The mifepristone case -- Food and Drug Administration et al. v. Alliance for Hippocratic Medicine et al. -- began shortly after the Supreme Court overturned Roe v. Wade, a decision that allowed states to make their own laws regarding abortion restrictions.

The Alliance for Hippocratic Medicine, an anti-abortion group, sued the FDA to have mifepristone, the first medication used in a two-drug medical abortion, restricted on the market.

A judge ruled in favor of the organization last April and invalidated the FDA's approval of the drug, which had stood for more than 23 years.

When the federal government appealed the ruling, the Fifth Circuit invalidated a portion of it but upheld parts that included restricting its availability to in-person visits and allowing only physicians to prescribe it.

In the U.S. military, abortions are covered only in Defense Department treatment facilities and under the DoD's civilian health benefits program, Tricare, in cases of rape or incest or when the mother's life is at risk.

Service women and dependents must pay for their own procedures in cases of elective abortions. Shortly after the Supreme Court overturned Roe v.
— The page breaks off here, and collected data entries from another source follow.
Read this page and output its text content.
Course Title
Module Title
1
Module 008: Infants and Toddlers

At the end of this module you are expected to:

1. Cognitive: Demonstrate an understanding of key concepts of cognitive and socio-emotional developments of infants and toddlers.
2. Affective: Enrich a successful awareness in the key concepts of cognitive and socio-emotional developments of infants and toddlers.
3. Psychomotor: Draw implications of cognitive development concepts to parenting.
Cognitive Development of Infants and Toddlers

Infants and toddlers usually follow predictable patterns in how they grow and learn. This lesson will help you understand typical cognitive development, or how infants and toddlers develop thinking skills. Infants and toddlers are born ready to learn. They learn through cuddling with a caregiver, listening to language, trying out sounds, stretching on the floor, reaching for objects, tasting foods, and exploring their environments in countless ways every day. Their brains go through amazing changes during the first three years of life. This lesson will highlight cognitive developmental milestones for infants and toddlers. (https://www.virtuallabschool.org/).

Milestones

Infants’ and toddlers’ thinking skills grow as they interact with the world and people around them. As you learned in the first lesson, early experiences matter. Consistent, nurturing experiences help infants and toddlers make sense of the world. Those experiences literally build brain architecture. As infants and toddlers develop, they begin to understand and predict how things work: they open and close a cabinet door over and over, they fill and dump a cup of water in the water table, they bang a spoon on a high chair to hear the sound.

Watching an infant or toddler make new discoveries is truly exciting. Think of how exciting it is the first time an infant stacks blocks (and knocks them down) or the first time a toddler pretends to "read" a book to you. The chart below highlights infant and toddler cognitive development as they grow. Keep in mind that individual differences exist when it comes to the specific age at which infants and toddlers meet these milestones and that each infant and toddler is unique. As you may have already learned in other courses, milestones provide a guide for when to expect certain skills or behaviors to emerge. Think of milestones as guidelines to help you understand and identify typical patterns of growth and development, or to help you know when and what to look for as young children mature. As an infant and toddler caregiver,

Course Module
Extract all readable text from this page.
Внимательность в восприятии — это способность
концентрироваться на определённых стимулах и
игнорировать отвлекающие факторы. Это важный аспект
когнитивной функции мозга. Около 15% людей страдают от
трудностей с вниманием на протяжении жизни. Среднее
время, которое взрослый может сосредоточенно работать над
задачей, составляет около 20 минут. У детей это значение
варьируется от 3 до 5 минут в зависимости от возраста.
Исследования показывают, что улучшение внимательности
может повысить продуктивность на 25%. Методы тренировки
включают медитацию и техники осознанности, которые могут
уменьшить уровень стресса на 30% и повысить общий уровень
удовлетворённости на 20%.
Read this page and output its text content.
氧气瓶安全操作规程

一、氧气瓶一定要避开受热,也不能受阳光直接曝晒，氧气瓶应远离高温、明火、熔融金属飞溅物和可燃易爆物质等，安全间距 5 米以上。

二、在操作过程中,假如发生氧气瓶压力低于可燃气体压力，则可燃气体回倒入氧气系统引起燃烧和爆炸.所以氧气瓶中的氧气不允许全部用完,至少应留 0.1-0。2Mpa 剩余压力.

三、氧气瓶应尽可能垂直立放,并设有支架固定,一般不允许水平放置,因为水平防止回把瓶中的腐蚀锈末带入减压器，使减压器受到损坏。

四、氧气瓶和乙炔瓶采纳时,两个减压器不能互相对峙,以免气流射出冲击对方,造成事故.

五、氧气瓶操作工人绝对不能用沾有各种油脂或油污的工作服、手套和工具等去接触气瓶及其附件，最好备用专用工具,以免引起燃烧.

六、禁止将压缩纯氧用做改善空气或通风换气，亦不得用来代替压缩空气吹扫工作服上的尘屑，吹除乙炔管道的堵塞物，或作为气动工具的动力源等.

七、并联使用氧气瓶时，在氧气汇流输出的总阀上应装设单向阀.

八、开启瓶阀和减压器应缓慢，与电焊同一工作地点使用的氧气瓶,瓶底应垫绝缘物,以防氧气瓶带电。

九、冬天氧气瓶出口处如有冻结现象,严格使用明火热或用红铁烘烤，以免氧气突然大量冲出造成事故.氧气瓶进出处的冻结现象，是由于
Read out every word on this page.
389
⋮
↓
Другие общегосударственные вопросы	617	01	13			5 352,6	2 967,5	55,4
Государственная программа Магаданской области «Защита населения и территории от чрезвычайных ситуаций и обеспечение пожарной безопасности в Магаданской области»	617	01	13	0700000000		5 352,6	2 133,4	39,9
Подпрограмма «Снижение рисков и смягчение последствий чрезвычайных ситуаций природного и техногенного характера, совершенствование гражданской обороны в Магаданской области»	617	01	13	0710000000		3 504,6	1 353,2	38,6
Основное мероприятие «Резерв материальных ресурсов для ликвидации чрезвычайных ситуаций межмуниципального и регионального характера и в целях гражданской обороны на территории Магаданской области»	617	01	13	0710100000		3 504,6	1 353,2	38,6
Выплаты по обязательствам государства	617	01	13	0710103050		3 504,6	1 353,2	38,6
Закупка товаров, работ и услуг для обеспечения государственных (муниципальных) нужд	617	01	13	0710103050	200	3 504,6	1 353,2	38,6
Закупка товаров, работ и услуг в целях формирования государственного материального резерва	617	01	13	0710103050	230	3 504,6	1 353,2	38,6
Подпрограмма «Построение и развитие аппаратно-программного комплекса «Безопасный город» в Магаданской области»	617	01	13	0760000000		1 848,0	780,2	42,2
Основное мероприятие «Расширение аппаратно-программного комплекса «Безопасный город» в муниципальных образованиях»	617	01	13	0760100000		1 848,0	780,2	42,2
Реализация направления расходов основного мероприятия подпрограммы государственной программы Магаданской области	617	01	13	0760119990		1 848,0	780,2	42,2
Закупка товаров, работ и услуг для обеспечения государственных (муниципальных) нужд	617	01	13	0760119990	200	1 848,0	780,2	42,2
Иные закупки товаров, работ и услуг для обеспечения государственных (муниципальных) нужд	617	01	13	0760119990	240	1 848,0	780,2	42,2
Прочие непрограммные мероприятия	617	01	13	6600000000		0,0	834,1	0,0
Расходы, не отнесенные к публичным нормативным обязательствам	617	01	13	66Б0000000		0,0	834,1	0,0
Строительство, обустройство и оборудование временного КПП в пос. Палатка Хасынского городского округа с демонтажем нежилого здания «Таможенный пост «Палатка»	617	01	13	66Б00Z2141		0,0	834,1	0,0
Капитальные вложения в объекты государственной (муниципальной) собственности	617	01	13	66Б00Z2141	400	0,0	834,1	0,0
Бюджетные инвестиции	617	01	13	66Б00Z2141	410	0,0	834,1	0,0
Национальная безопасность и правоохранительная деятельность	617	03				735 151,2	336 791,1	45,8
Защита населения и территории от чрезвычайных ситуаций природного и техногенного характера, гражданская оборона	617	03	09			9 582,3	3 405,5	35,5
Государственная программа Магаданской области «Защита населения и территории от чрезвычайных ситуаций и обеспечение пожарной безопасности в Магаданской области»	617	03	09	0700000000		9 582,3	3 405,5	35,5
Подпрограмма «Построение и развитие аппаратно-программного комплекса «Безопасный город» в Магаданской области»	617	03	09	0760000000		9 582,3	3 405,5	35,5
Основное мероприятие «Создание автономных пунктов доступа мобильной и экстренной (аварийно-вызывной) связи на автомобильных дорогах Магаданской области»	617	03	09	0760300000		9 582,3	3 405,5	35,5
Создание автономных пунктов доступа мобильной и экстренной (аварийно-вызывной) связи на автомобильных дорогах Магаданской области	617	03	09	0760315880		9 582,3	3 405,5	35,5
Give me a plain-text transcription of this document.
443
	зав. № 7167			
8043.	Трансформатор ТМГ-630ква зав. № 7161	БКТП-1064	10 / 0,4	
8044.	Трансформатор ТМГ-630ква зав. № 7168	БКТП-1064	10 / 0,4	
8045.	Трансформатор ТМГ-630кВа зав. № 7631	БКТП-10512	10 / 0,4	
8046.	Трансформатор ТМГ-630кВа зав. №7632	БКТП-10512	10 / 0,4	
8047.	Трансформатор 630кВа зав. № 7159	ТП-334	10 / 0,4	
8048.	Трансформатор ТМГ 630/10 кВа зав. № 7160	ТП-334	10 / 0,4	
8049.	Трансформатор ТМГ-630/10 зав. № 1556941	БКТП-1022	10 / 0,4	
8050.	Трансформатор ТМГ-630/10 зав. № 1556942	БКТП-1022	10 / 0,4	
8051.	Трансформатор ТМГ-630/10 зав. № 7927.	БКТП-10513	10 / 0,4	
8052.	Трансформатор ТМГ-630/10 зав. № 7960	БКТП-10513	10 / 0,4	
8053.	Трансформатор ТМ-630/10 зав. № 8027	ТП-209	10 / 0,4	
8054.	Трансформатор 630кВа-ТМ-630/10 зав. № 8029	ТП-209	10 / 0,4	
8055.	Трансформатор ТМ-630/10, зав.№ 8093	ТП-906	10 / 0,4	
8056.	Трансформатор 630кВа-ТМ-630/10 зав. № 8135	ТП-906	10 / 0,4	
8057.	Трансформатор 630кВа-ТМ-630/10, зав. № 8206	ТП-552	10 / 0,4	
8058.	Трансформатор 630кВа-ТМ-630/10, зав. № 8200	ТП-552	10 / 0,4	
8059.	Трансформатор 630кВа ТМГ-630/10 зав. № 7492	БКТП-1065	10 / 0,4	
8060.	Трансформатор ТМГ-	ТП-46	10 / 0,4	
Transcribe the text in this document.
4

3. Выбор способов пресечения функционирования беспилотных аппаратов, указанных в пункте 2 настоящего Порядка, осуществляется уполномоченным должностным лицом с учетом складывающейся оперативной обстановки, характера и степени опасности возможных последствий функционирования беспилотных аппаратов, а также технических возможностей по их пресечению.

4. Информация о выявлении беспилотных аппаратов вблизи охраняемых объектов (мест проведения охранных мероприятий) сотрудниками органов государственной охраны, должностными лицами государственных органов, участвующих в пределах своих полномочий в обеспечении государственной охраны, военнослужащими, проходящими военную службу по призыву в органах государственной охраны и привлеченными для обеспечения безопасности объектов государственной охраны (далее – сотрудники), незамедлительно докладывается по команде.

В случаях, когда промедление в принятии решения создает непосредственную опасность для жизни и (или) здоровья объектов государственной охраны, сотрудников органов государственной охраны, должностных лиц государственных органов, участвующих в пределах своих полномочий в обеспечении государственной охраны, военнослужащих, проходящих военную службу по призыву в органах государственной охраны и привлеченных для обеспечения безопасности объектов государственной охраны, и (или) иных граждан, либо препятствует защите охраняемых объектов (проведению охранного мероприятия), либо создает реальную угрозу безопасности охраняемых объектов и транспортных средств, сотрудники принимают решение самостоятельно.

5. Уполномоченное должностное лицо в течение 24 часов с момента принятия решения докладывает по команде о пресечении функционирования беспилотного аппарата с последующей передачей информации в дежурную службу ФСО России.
Wade, Defense Secretary Lloyd Austin issued policies that gave service women up to three weeks' leave to obtain an abortion, if they are assigned to bases in states where the procedure is limited or illegal, and reimbursed them for travel expenses.

More than 30 briefs have been filed in the case, with nearly all advocating for the drug to remain on the market without restrictions.

In addition to the brief, the three service secretaries published an opinion piece on the issue in The Washington Post on Thursday,

Other signatories include a number of retired high-ranking officers: Army Maj. Gen. Tammy Smith, Army Maj. Gen. Paul Eaton, Navy Rear Adm. (Lower Half) Michael Baker, Army Brig. Gen. Robin Umberg and Army Brig. Gen. Steven Anderson, along with Army Sgt. Maj. Marshall Williams, an expert in military recruitment and retention. Dr. David Callaway, a former Navy lieutenant commander who serves as chief medical officer for the disaster-response nonprofit organization Team Rubicon, also signed the amicus brief.

Attorneys for the Alliance for Hippocratic Medicine said in their filing to the Supreme Court that the earlier rulings should stand because the group is not seeking to remove the drug from the market.

The "modest decision" of the Fifth Circuit Court of Appeals, they said, "merely restores the common-sense safeguards under which millions of women have taken chemical abortion drugs. Women will still have access to chemical abortion under the same protections that existed for the first 16 years of mifepristone's use, including crucial examinations and ongoing monitoring for complications by a prescribing physician."

In 2016, the FDA made changes to mifepristone's prescribing practices, allowing it to be used for abortions within 70 days of gestation rather than 49 days.